An elbow can be seen where n_clusters equals nine. A new column, full of the clusters each row is assigned to, will be made.

In [None]:
df_reviews['url_cluster'] = MiniBatchKMeans(n_clusters=8, init_size=1024, batch_size=2048, 
                                            random_state=20).fit_predict(url_tfidf)

In [None]:
find_optimal_clusters(content_tfidf, 20)

An elbow can be seen where n_clusters equals four. A new column, full of the clusters each row is assigned to, will be made.

In [None]:
df_reviews['content_cluster'] = MiniBatchKMeans(n_clusters=4, init_size=1024, batch_size=2048, 
                                            random_state=20).fit_predict(content_tfidf)

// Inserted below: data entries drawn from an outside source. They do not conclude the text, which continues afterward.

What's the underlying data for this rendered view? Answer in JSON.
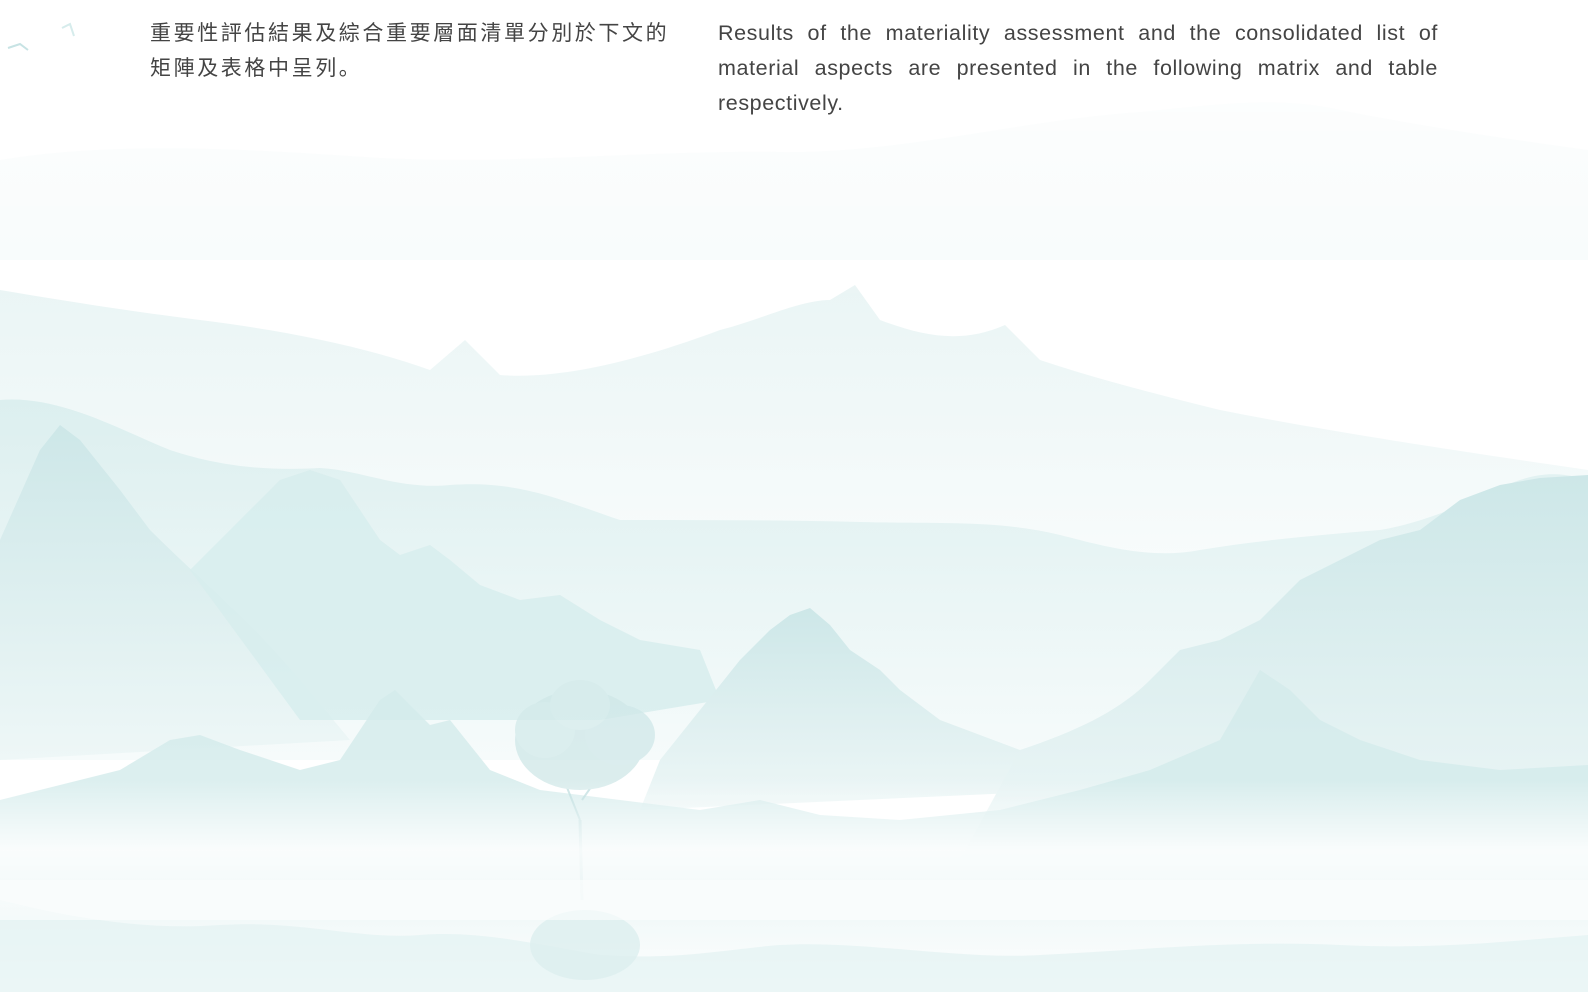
{
  "body": {
    "paragraph_zh": "重要性評估結果及綜合重要層面清單分別於下文的矩陣及表格中呈列。",
    "paragraph_en": "Results of the materiality assessment and the consolidated list of material aspects are presented in the following matrix and table respectively."
  },
  "background": {
    "illustration": "misty-mountain-landscape-with-tree",
    "colors": {
      "mountain_far": "#eef7f7",
      "mountain_mid": "#dff0f0",
      "mountain_near": "#cfe8e9",
      "mist": "#ffffff"
    }
  }
}
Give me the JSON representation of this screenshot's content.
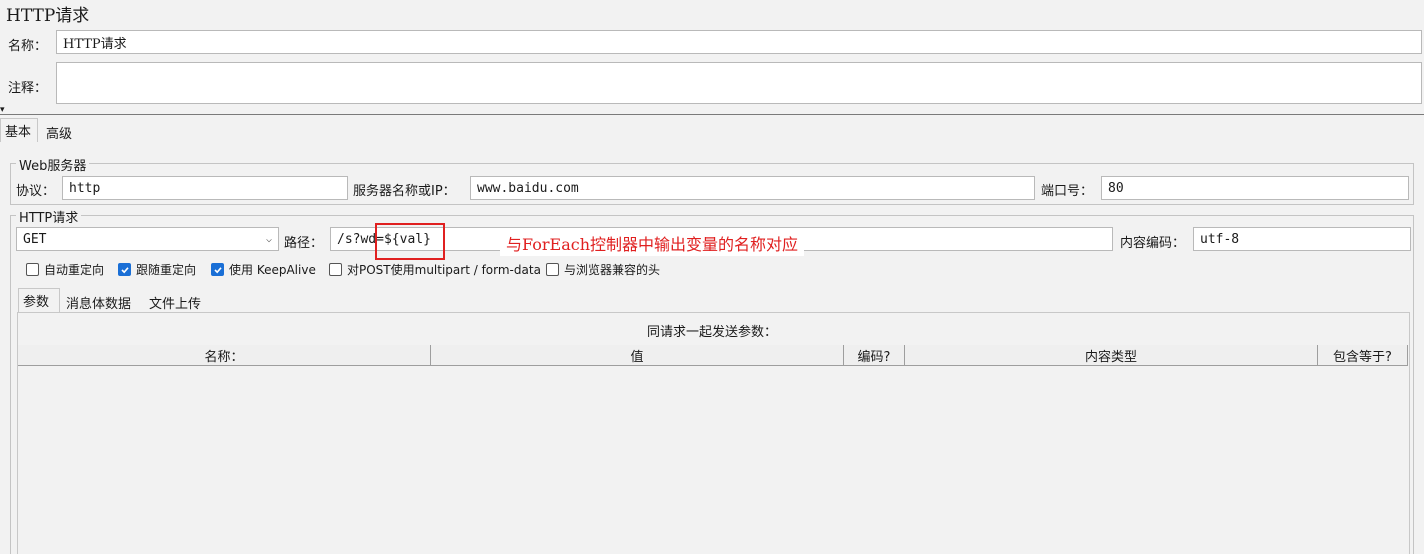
{
  "window": {
    "title": "HTTP请求"
  },
  "form": {
    "name_label": "名称：",
    "name_value": "HTTP请求",
    "comment_label": "注释：",
    "comment_value": ""
  },
  "tabs": [
    "基本",
    "高级"
  ],
  "web_server": {
    "legend": "Web服务器",
    "protocol_label": "协议：",
    "protocol_value": "http",
    "server_label": "服务器名称或IP：",
    "server_value": "www.baidu.com",
    "port_label": "端口号：",
    "port_value": "80"
  },
  "http_request": {
    "legend": "HTTP请求",
    "method": "GET",
    "path_label": "路径：",
    "path_value": "/s?wd=${val}",
    "encoding_label": "内容编码：",
    "encoding_value": "utf-8"
  },
  "options": [
    {
      "label": "自动重定向",
      "checked": false
    },
    {
      "label": "跟随重定向",
      "checked": true
    },
    {
      "label": "使用 KeepAlive",
      "checked": true
    },
    {
      "label": "对POST使用multipart / form-data",
      "checked": false
    },
    {
      "label": "与浏览器兼容的头",
      "checked": false
    }
  ],
  "sub_tabs": [
    "参数",
    "消息体数据",
    "文件上传"
  ],
  "params": {
    "caption": "同请求一起发送参数：",
    "columns": [
      "名称：",
      "值",
      "编码?",
      "内容类型",
      "包含等于?"
    ]
  },
  "annotation": {
    "text": "与ForEach控制器中输出变量的名称对应",
    "color": "#e02020"
  },
  "colors": {
    "checkbox_accent": "#1a6fd6"
  }
}
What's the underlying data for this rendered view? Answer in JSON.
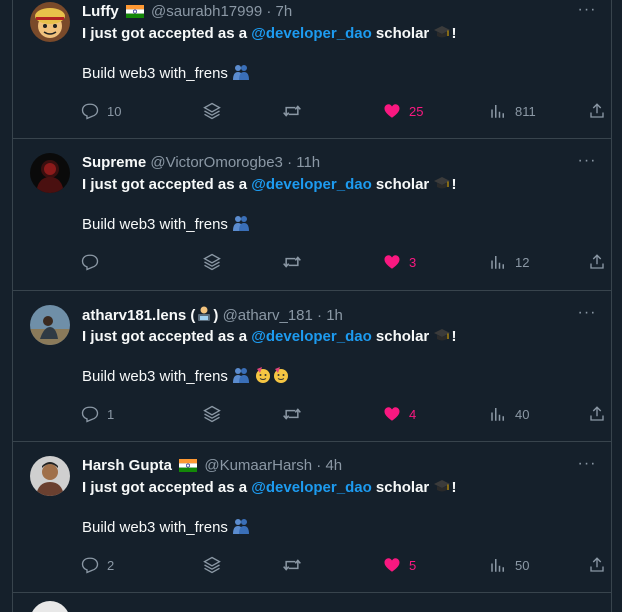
{
  "colors": {
    "background": "#15202b",
    "text": "#f7f9f9",
    "muted": "#8b98a5",
    "mention": "#1d9bf0",
    "like": "#f91880",
    "border": "#38444d"
  },
  "tweets": [
    {
      "name": "Luffy",
      "flag": "india-flag",
      "handle": "@saurabh17999",
      "sep": "·",
      "time": "7h",
      "text_prefix": "I just got accepted as a",
      "mention": "@developer_dao",
      "text_suffix": "scholar",
      "line1_end": "!",
      "line2": "Build web3 with_frens",
      "stats": {
        "replies": "10",
        "likes": "25",
        "views": "811",
        "retweets": ""
      }
    },
    {
      "name": "Supreme",
      "handle": "@VictorOmorogbe3",
      "sep": "·",
      "time": "11h",
      "text_prefix": "I just got accepted as a",
      "mention": "@developer_dao",
      "text_suffix": "scholar",
      "line1_end": "!",
      "line2": "Build web3 with_frens",
      "stats": {
        "replies": "",
        "likes": "3",
        "views": "12",
        "retweets": ""
      }
    },
    {
      "name": "atharv181.lens (",
      "name_end": ")",
      "handle": "@atharv_181",
      "sep": "·",
      "time": "1h",
      "text_prefix": "I just got accepted as a",
      "mention": "@developer_dao",
      "text_suffix": "scholar",
      "line1_end": "!",
      "line2": "Build web3 with_frens",
      "stats": {
        "replies": "1",
        "likes": "4",
        "views": "40",
        "retweets": ""
      }
    },
    {
      "name": "Harsh Gupta",
      "flag": "india-flag",
      "handle": "@KumaarHarsh",
      "sep": "·",
      "time": "4h",
      "text_prefix": "I just got accepted as a",
      "mention": "@developer_dao",
      "text_suffix": "scholar",
      "line1_end": "!",
      "line2": "Build web3 with_frens",
      "stats": {
        "replies": "2",
        "likes": "5",
        "views": "50",
        "retweets": ""
      }
    }
  ],
  "icons": [
    "reply-icon",
    "stack-icon",
    "retweet-icon",
    "heart-icon",
    "views-icon",
    "share-icon",
    "more-icon",
    "graduation-cap-emoji",
    "people-hugging-emoji",
    "partying-face-emoji",
    "technologist-emoji"
  ]
}
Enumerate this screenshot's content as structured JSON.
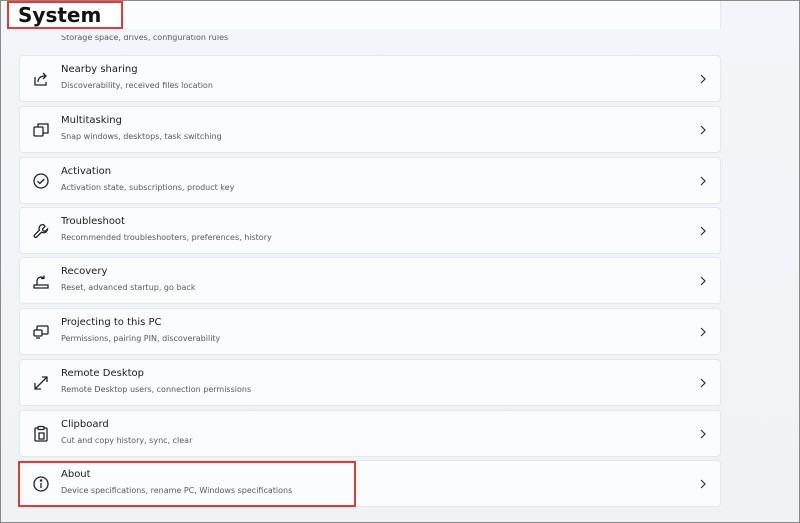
{
  "header": {
    "title": "System"
  },
  "items": [
    {
      "title": "",
      "subtitle": "Storage space, drives, configuration rules",
      "icon": "storage-icon"
    },
    {
      "title": "Nearby sharing",
      "subtitle": "Discoverability, received files location",
      "icon": "share-icon"
    },
    {
      "title": "Multitasking",
      "subtitle": "Snap windows, desktops, task switching",
      "icon": "multitasking-icon"
    },
    {
      "title": "Activation",
      "subtitle": "Activation state, subscriptions, product key",
      "icon": "check-circle-icon"
    },
    {
      "title": "Troubleshoot",
      "subtitle": "Recommended troubleshooters, preferences, history",
      "icon": "wrench-icon"
    },
    {
      "title": "Recovery",
      "subtitle": "Reset, advanced startup, go back",
      "icon": "recovery-icon"
    },
    {
      "title": "Projecting to this PC",
      "subtitle": "Permissions, pairing PIN, discoverability",
      "icon": "projector-icon"
    },
    {
      "title": "Remote Desktop",
      "subtitle": "Remote Desktop users, connection permissions",
      "icon": "remote-desktop-icon"
    },
    {
      "title": "Clipboard",
      "subtitle": "Cut and copy history, sync, clear",
      "icon": "clipboard-icon"
    },
    {
      "title": "About",
      "subtitle": "Device specifications, rename PC, Windows specifications",
      "icon": "info-icon"
    }
  ],
  "colors": {
    "highlight": "#e53935",
    "card_bg": "#fbfcfd",
    "page_bg": "#f2f5f9"
  }
}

### Generate a training and test dataset¶

The cleaned, transformed dataset will be split into a training and test set using a 70%/30% split.

In [None]:
X = df_reviews[['url_cluster', 'url_len', 'geo_loc', 'tld', 'who_is', 'https', 'content_cluster',
                'js_len', 'js_obf_len']]
y = df_reviews.label

X_train, X_test, y_train, y_test = train_test_split(X, y, test_size=0.3, random_state=42)

### Model selection¶

For the decision tree, the "criterion" and "splitter" hyperparameters will be tuned and cross-validation will be performed using the GridSearchCV sklearn module.

In [None]:
# Decision Tree
param_grid=[{"criterion":["gini", "entropy"],
             "splitter":["best", "random"]}]
grid=GridSearchCV(estimator=DecisionTreeClassifier(random_state=42),param_grid=param_grid,cv=5)
grid.fit(X_train,y_train)

In [None]:
# Optimal hyperparameters
grid.best_params_

Training and test accuracies are examined to determine if overfitting or underfitting has occurred.

In [None]:
# training accuracy
grid.score(X_train,y_train)

In [None]:
# test accuracy
grid.score(X_test,y_test)

For the random forest, the "n_estimators" and "criterion" hyperparameters will be tuned and cross-validation will be performed using the GridSearchCV sklearn module.

In [None]:
# Random Forest
param_grid=[{"n_estimators":[x for x in range(10, 120, 10)],
             "criterion":["gini", "entropy"]}]
grid=GridSearchCV(estimator=RandomForestClassifier(random_state=42),param_grid=param_grid,cv=5)
grid.fit(X_train,y_train)

In [None]:
# Optimal hyperparameters
grid.best_params_

Training and test accuracies are examined to determine if overfitting or underfitting has occurred.

In [None]:
# training accuracy
grid.score(X_train,y_train)

In [None]:
# test accuracy
grid.score(X_test,y_test)

### Conclusion

Both algorithms performed exceptionally well and there is no evidence of overfitting or underfitting. This project serves as validation for using unsupervised learning for labeling textual data and the decision tree and/or random forest algorithms for identifying malicious webpages.